Ашана пребывала в задумчивости, попивая вино маленькими глотками. Теперь она постукивает себя по лбу ободком бокала, словно пытаясь выпустить древние ответы, которые хранятся в её мудром мозге.
– Моя жизнь тоже в беспорядке. Ты хочешь, чтобы и я тебя держала в курсе, Пируз?
Я улыбаюсь, слыша, как мои собственные слова произносит индийская женщина с английским акцентом.
Я склоняюсь к её стулу и крепко её обнимаю.
Внезапно Ашана срывается с места и бежит к телефону, который звонит в доме. Как один и тот же звонок может звонить нейтрально и так напряжённо, как сейчас? Для моих натянутых нервов все звуки в последнее время кажутся напряжёнными и предупреждающими о чём-то.
Теперь Ашана появляется в дверном проёме.
– Это Джульетта! Она в ужасном состоянии!
Я бегу так, как бегал в те годы, когда играл в футбол. И, как и в те годы, когда я играл в футбол, я подворачиваю ногу, боль пронзает лодыжку. Я прыгаю в кухню на одной ноге.
Это Джульетта. Это рыдающая Джульетта. Я боюсь услышать то, что она собирается сказать. Я слушаю её рыдания, боюсь услышать её слова, ужасную правду о том, что я её отец. Я чувствую груз всего стыда человечества в каждом ударе сердца, который мне остался. Я слушаю её рыдания и не хочу встретиться с монстром-правдой. Я чувствую страх, коверкающий мою жизнь. Я – алетофоб.
Наконец я теряю терпение, моё сердце звучит, как барабан перед древними битвами. Я хочу с этим покончить. Её слова начинают капать из трубки, словно капли крови.
– Прости, что помешала вам с Ашаной. Тебя не было дома. Поэтому…
– …Что случилось, Джульетта? Почему ты заикаешься? – Из-за беспокойства я говорю громче обычного. – Давай выкладывай, ради всего святого! У меня голова раскалывается. Сердце стучит. И ещё нога. Но хуже всего беспокойство за тебя. Что случилось? Говори!
Она тоже повышает голос.
– Я пытаюсь! – затем её голос опускается до шёпота. – Эндрю арестовали за попытку убить Брэдли и Ванду. Он пытался застрелить их через окно в гостиной. Он в участке. Звонила Ванда.

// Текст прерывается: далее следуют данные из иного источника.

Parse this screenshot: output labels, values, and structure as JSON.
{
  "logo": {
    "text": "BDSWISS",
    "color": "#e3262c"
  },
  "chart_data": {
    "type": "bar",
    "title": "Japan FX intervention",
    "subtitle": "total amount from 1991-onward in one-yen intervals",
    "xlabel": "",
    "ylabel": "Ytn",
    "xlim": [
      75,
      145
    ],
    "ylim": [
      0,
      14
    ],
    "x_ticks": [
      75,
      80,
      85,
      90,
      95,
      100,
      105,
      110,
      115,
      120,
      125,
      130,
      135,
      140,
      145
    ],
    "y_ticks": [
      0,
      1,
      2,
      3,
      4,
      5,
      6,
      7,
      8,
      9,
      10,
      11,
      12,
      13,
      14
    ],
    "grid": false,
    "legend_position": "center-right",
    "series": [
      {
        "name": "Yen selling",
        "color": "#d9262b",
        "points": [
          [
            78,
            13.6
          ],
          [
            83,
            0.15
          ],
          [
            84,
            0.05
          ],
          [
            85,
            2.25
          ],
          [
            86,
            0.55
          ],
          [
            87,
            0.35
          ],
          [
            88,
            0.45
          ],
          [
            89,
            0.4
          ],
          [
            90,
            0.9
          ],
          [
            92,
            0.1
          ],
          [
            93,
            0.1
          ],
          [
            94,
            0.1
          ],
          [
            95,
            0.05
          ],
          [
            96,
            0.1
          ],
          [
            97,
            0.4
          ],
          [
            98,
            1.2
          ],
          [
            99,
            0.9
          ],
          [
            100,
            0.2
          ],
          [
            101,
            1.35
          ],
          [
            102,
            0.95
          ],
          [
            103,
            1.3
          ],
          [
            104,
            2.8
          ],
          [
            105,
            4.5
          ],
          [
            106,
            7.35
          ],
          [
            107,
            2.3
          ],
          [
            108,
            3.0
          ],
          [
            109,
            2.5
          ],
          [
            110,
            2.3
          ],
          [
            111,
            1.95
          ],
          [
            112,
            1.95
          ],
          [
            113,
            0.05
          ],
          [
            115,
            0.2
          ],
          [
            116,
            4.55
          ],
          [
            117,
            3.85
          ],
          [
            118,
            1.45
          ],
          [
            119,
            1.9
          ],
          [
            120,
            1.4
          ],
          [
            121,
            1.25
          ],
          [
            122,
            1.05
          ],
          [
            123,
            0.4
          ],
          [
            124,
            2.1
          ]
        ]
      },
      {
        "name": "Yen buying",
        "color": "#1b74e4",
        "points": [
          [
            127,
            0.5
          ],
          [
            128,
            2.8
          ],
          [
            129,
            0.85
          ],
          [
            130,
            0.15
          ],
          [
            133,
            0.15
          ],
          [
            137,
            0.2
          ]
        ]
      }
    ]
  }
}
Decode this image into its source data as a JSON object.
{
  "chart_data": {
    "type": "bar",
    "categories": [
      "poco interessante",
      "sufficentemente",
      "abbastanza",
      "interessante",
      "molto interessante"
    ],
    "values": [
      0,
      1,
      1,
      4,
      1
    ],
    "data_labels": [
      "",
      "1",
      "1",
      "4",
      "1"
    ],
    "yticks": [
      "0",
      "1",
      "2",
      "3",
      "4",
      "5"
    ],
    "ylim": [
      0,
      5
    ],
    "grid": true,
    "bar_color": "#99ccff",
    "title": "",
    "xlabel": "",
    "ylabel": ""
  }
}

Я сжимаю трубку так, как сжал бы в объятиях Джульетту, если бы она была рядом.
– Они ранены? Брэдли мёртв?
– Никто не мёртв. Все живы. Ванда говорила очень кратко. Она сказала, что перезвонит.
– Когда это случилось, Джульетта?
– Предполагаю, что где-то час назад, – отвечает она и продолжает: – Я пыталась звонить в полицию и больницу. Пока никто ничего не говорит.
– Джульетта, я заеду в полицейский участок, чтобы выяснить, что происходит. Не думай о самом плохом, пока нет фактов. Пожалуйста, держись, я сейчас приеду.
Я понимаю, что дал Джульетте тот же совет, который мне дала Ашана! Я целую руку Ашане перед тем, как уехать.
– Будь осторожен, Пируз! Не гони.
Она не спрашивает меня, в чём дело. Но я вижу сильное беспокойство, отражающееся в её больших красивых карих глазах. Я говорю ей то, что знаю. Я не хочу больше её нагружать и выбегаю из дома. Я возбуждён, я в ужасе и чувствую себя виноватым. Если бы я не отказался поговорить с Эндрю, когда он звонил, может, этой трагедии удалось бы избежать!